I don’t want in this article to refer to international law, because it doesn’t work in real life. The Geneva Conventions, the Universal Declaration of Human Rights, the Convention Against Torture; they’re beautiful documents that mean nothing when power decides to ignore them. The international community issues statements of “concern” while doing nothing to stop the torture, the imprisonment without charge, the abuse of children. What good is international law when it only applies to the powerless? The families in the orange homes don’t need more international observers documenting their suffering. They need their loved ones home.

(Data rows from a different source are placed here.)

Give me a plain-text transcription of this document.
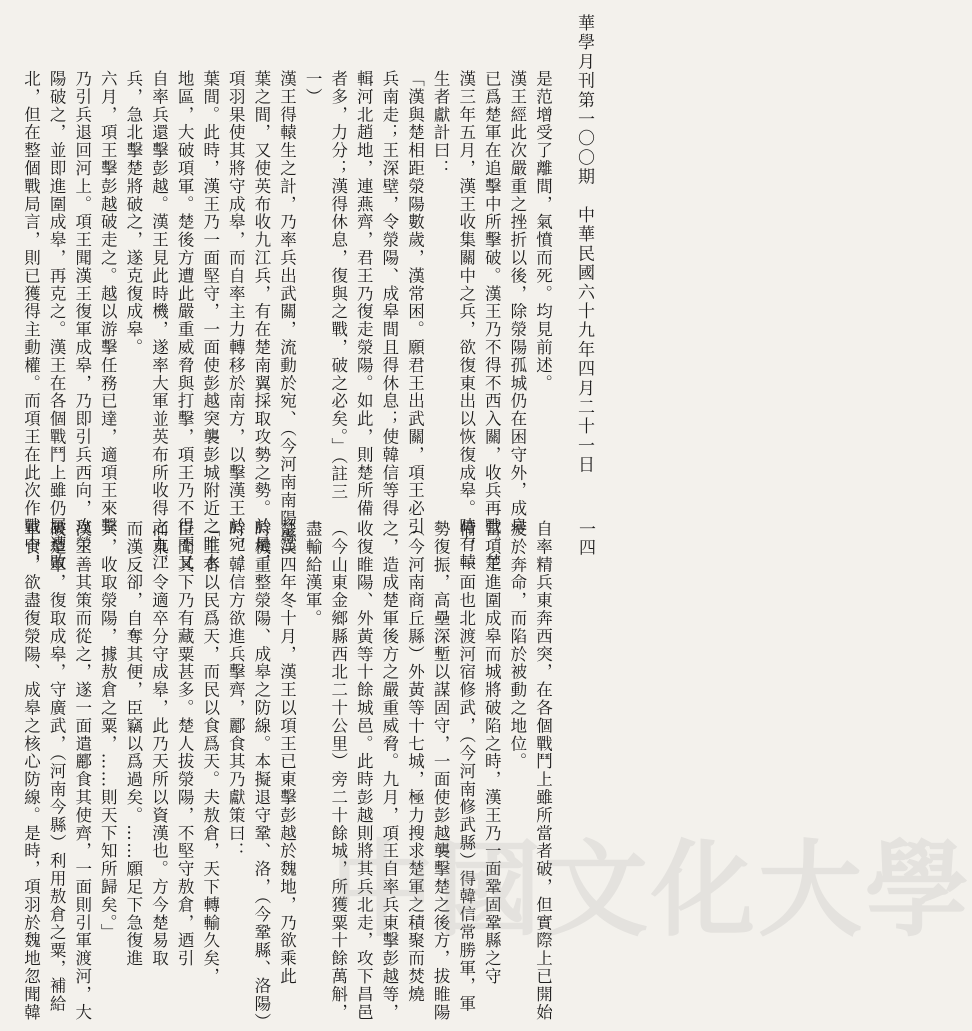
華學月刊第一〇〇期　中華民國六十九年四月二十一日
是范增受了離間，氣憤而死。均見前述。
漢王經此次嚴重之挫折以後，除滎陽孤城仍在困守外，成皋
已爲楚軍在追擊中所擊破。漢王乃不得不西入關，收兵再戰。楚
漢三年五月，漢王收集關中之兵，欲復東出以恢復成皋。時有轅
生者獻計曰：
「漢與楚相距滎陽數歲，漢常困。願君王出武關，項王必引
兵南走；王深壁，令滎陽、成皋間且得休息；使韓信等得
輯河北趙地，連燕齊，君王乃復走滎陽。如此，則楚所備
者多，力分；漢得休息，復與之戰，破之必矣。」（註三
一）
漢王得轅生之計，乃率兵出武關，流動於宛、（今河南南陽縣）
葉之間，又使英布收九江兵，有在楚南翼採取攻勢之勢。於是，
項羽果使其將守成皋，而自率主力轉移於南方，以擊漢王於宛、
葉間。此時，漢王乃一面堅守，一面使彭越突襲彭城附近之睢水
地區，大破項軍。楚後方遭此嚴重威脅與打擊，項王乃不得不又
自率兵還擊彭越。漢王見此時機，遂率大軍並英布所收得之九江
兵，急北擊楚將破之，遂克復成皋。
六月，項王擊彭越破走之。越以游擊任務已達，適項王來擊
乃引兵退回河上。項王聞漢王復軍成皋，乃即引兵西向，攻滎
陽破之，並即進圍成皋，再克之。漢王在各個戰鬥上雖仍屢遭敗
北，但在整個戰局言，則已獲得主動權。而項王在此次作戰中，	一四
自率精兵東奔西突，在各個戰鬥上雖所當者破，但實際上已開始
疲於奔命，而陷於被動之地位。
當項王進圍成皋而城將破陷之時，漢王乃一面鞏固鞏縣之守
備，一面也北渡河宿修武，（今河南修武縣）得韓信常勝軍，軍
勢復振，高壘深塹以謀固守，一面使彭越襲擊楚之後方，拔睢陽
（今河南商丘縣）外黃等十七城，極力搜求楚軍之積聚而焚燒
之，造成楚軍後方之嚴重威脅。九月，項王自率兵東擊彭越等，
收復睢陽、外黃等十餘城邑。此時彭越則將其兵北走，攻下昌邑
（今山東金鄉縣西北二十公里）旁二十餘城，所獲粟十餘萬斛，
盡輸給漢軍。
楚漢四年冬十月，漢王以項王已東擊彭越於魏地，乃欲乘此
時機重整滎陽、成皋之防線。本擬退守鞏、洛，（今鞏縣、洛陽）
時，韓信方欲進兵擊齊，酈食其乃獻策曰：
「王者以民爲天，而民以食爲天。夫敖倉，天下轉輸久矣，
臣聞其下乃有藏粟甚多。楚人拔滎陽，不堅守敖倉，迺引
而東，令適卒分守成皋，此乃天所以資漢也。方今楚易取
而漢反卻，自奪其便，臣竊以爲過矣。……願足下急復進
兵，收取滎陽，據敖倉之粟，……則天下知所歸矣。」
漢王善其策而從之，遂一面遣酈食其使齊，一面則引軍渡河，大
破楚軍，復取成皋，守廣武，（河南今縣）利用敖倉之粟，補給
軍食，欲盡復滎陽、成皋之核心防線。是時，項羽於魏地忽聞韓	中國文化大學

And we’re only talking about people arrested in the last two years and four months. I haven’t yet mentioned those who have been in prison for 30 or 40 years. Imagine being imprisoned before your children were born, and now those children have children of their own whom you’ve never met. Imagine missing every birthday, every wedding, every funeral. These long-term prisoners have spent more of their lives in prison than out of it. Their families have aged alongside them, wives raising children alone for decades. Some of these prisoners have grandchildren now who call someone else “grandfather” because they’ve never known the man in prison.

What in this world can ease their suffering? What can soothe their hearts in the face of this immense affliction? Who will listen to them, give them answers, plant hope within them, and convince them that what is happening is known to the whole world, even if it is treated as normal, and no one cares? The families in the orange homes are not looking for pity. They’re looking for justice, for action, for the world to see them as human beings deserving of basic rights. They’re looking for their loved ones to come home, for the night raids to stop, for their children to sleep peacefully without fear. 

How many more homes must be painted orange before the world decides that Palestinian lives matter?